Monday, May 22, 2017

Blog Cuttings #6

John Milbank on how populism is essentially the rejection of liberalism:
And here one has to say that the vox populi may intuitively grasp the obvious, even though it has mostly eluded the educated. And this is that the conflict now between an economically liberal right and a culturally liberal left is in many ways a sham. For it is not an accident that the right have been winning the economic war and the left the cultural one. 
In deep reality it is liberalism - the cult of the unrelated, freely-choosing individual - that has been winning both wars in a cunning two-pronged assault of conscious enemies who are secret allies. This triumph involves above all the notion that that there is no common shared sense of the human good; the good is just whatever we happen diversely to prefer. But now the massed expression of a common view about, at least, a local good life is interrupting all this.
It's not the next Hitler we should fear, but the next Caesar.

Or as RR Reno puts it, we are witnessing the return of the strong gods, even as our elites double down on the post-war strategy of disenchantment.

Meanwhile Ben Hunt thinks the West's major political parties are going through a secular bear market (sell you shares now?).

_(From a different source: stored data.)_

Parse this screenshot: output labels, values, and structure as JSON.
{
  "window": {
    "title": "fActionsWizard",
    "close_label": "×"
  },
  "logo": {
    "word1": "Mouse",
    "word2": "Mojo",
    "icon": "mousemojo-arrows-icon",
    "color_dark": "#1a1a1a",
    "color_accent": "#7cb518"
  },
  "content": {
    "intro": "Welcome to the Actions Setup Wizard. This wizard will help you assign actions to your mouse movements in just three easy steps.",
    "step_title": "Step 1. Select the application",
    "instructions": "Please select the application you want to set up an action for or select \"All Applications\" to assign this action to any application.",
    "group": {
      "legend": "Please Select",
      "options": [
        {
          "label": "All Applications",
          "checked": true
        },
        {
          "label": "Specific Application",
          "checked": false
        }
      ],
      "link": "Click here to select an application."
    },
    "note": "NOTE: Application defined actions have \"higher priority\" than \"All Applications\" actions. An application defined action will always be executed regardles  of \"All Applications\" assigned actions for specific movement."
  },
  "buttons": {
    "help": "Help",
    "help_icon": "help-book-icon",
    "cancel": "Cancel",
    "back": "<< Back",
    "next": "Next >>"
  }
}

Which is one reason why political entrepreneurs are disrupting what are the equivalent of old style media companies: you just need a spare billion or two (or rich backers) to succeed. It's the politics (and economics) of Westworld.

Remind me how that ended?

1 comment:

  1. So we are to fear the next Caesar? The one who has his ducks lined up 2 years (or more), ready for a leadership challenge when the opportunity arises? Hmm rings a bell.